Regulation is closely monitoring that industries preserve privacy-minding use of biometric technologies. New Zealand’s proposed a code of privacy practice for automated biometrics, which is being introduced in November 2025. The principles have been copied by the Privacy Commissioner of Canada which has also consulted new guidelines for both public and private sectors to protect privacy in biometric initiatives.
Whilst enabling extensive data gathering on individuals’ identities, organisations are also vested in adopting to evolving security risks and protecting their user’s data and loyalty.
A growing number of organisations facing threats are leveraging biometric modalities to verify identity and provide services.
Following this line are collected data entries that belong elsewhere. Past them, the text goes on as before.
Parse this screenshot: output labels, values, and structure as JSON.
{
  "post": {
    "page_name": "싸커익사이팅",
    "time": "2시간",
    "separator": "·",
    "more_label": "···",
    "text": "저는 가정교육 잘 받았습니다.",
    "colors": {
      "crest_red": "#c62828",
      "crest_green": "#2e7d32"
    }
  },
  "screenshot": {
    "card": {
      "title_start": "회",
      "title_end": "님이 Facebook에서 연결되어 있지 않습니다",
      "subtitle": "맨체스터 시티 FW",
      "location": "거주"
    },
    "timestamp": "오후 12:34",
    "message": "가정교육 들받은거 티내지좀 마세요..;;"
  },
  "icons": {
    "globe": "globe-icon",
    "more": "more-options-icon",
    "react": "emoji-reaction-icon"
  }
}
Information intimately linked to a person’s physical characteristics and unlikely to change over time such as fingerprints can have repercussions on privacy, despite strengthening verification capabilities.
The regulation supports the intent of biometric technology being collected, used and disclosed for a particular purpose, which should always carefully assess the risks associated.
The guidance clarifies consent requirements for biometric initiatives, how to safeguard data and protect accuracy by testing biometric systems.
Philippe Dufresne, Privacy Commissioner of Canada, said, “organisations need to approach the use of biometric information in a privacy-protective way, building privacy considerations at the beginning of any new program or initiative”.
“Prioritising privacy in this way supports innovation and helps create conditions for a more secure and enriching digital society”.
The OPC held a public consultation underpinning this work and development of the draft code between November 2023 and February 2024.